Obesity Research

MPS device sitting on a countertop

To perform blue light-based studies, The Brown Laboratory manufactured a 96-well microplate photo irradiation system configured with blue LEDs (466nm) that is powered using an AC power supply and software that can be programmed to control the blue light pulse times, light intensity and specific wells to be illuminated. Cells grown in black walled culture plates are placed on top of the microplate photo irradiation system and pulsed with blue light in a 5% CO2 cell culture incubator set at 37C.

Shedding Blue Light on Addressing Therapies for Obesity-Related Disorders

Aaron Brown, PhD

Aaron Brown, PhD

Adipose tissue, often referred to as body fat, plays a pivotal role in our health.
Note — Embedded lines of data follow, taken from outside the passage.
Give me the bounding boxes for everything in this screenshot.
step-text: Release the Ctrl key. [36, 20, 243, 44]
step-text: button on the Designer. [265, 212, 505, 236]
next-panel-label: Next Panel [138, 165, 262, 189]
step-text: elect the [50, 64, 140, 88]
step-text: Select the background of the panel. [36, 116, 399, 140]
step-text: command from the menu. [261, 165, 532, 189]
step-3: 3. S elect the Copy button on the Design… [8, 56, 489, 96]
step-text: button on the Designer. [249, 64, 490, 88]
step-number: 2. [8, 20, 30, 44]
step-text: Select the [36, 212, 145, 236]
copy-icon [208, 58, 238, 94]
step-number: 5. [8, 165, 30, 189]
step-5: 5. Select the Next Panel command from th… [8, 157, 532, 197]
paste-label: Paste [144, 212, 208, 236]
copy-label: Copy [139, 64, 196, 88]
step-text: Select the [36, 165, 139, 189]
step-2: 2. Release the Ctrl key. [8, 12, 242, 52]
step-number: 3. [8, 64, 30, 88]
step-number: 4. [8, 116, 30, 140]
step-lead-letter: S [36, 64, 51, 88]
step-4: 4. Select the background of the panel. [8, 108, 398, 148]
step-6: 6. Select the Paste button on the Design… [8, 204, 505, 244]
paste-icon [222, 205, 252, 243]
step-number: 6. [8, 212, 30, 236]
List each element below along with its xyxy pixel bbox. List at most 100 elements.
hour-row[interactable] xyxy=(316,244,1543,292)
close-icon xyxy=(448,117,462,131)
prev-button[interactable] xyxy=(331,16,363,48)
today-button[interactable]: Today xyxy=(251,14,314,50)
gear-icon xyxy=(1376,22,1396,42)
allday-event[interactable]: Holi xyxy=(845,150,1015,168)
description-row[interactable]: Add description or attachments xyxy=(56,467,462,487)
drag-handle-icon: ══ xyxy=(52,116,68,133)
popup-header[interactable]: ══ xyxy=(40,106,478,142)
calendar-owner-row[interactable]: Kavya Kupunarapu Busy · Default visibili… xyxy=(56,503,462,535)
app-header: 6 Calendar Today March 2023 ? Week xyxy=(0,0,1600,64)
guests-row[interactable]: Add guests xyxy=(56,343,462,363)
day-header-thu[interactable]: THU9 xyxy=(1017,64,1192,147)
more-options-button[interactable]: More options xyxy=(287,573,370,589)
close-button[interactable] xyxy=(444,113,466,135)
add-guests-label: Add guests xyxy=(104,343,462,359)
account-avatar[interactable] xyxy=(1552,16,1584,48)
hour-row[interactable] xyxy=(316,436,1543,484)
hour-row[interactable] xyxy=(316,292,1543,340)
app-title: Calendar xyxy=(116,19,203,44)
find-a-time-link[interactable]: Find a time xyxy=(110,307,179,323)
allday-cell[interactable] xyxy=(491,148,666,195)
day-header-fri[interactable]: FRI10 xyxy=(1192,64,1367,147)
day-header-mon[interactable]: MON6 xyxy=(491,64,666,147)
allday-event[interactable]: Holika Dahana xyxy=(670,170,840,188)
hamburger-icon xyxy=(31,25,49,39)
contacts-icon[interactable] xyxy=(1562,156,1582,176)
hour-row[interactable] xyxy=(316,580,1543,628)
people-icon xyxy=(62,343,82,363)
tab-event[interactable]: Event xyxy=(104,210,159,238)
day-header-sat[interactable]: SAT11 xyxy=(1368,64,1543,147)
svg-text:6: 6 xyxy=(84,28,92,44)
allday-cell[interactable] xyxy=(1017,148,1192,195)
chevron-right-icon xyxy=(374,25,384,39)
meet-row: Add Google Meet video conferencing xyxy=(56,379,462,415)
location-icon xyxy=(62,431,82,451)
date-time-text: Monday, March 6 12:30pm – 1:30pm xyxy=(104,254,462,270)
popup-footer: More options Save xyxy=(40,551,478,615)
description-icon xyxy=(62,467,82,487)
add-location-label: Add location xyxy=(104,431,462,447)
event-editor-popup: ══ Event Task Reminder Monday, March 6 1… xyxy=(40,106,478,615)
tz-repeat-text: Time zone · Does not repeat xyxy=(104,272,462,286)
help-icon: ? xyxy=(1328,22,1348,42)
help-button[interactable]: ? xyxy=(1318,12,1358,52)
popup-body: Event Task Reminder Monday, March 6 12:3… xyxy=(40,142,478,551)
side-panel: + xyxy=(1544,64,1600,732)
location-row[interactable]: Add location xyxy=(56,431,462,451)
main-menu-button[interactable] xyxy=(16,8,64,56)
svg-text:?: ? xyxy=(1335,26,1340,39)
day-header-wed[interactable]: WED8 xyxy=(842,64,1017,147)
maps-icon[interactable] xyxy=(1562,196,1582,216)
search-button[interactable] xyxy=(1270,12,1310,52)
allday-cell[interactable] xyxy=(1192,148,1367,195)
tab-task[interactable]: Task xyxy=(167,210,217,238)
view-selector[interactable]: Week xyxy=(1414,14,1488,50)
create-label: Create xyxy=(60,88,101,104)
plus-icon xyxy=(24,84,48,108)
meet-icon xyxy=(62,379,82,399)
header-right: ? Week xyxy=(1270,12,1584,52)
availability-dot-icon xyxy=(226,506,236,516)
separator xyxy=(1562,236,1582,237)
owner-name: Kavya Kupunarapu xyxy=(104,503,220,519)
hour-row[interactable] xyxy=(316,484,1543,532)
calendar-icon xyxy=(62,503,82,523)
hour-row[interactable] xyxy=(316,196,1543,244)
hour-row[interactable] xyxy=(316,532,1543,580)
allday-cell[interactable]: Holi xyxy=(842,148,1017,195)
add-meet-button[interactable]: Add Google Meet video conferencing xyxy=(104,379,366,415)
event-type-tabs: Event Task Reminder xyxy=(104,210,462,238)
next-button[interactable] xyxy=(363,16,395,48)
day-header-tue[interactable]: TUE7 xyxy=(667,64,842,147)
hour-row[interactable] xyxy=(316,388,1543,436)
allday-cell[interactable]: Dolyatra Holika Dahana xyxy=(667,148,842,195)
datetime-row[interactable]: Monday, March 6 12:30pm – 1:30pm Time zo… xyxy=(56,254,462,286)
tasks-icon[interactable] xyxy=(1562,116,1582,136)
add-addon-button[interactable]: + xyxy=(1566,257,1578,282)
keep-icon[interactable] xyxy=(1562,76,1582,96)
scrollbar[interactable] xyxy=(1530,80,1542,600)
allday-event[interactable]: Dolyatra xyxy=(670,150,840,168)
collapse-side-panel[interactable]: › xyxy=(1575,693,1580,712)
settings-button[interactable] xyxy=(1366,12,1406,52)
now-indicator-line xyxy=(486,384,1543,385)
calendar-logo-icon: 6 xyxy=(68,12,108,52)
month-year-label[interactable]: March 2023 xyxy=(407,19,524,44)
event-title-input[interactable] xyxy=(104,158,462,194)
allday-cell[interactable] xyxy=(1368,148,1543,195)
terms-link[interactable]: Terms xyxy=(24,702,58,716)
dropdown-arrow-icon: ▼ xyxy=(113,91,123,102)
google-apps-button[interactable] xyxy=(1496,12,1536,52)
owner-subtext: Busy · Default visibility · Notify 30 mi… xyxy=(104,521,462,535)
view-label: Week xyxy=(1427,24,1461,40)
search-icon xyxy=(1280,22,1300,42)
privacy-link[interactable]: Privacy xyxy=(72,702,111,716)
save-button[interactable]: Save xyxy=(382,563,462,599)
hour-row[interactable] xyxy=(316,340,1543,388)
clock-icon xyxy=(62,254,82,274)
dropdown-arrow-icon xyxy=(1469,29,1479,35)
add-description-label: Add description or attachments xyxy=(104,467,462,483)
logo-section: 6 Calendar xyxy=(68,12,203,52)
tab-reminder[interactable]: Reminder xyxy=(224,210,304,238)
Unlike excess white adipose tissue, which is strongly associated with the development of obesity, type 2 diabetes, and negative cardiovascular outcomes, brown adipose tissue is positively linked to improved health and reduced risk of cardiometabolic diseases.

Faculty Scientist, Aaron Brown, PhD, and his dedicated team at the MaineHealth Institute for Research are diligently working to unravel the secrets of activating brown adipose tissue to enhance calorie expenditure and explore its therapeutic potential for weight reduction. While there are drugs currently under study to activate brown fat, many of them come with unfortunate side effects that are difficult to reverse and may even heighten the risk of cardiometabolic diseases, which is precisely the opposite of their intended effect.

The Power of Optogenetics

However, Dr. Brown’s lab has achieved significant breakthroughs through the application of optogenetics, a cutting-edge technique that leverages the power of light to precisely manipulate specific cellular processes.  They successfully engineered brown fat cells to be responsive to light by incorporating a light-inducible gene from a soil-dwelling bacterium.

This innovative approach allowed them to delve into the potential of light-based activation for brown fat cells. Their groundbreaking research revealed that stimulation of these photosensitive brown fat cells with blue light resulted in a remarkable 400% increase in the burning of calorie-rich fuel substrates, such as sugars and fats. This exciting work was published in the journal iScience this year.

By shedding light on the mechanisms through which brown fat cells enhance energy expenditure via optogenetic activation, Dr. Brown’s work opens doors to the development of potential therapies aimed at reversing obesity-related disorders. While these experimental approaches are not yet ready for use in humans, the hope for effective obesity therapies shines brighter than ever.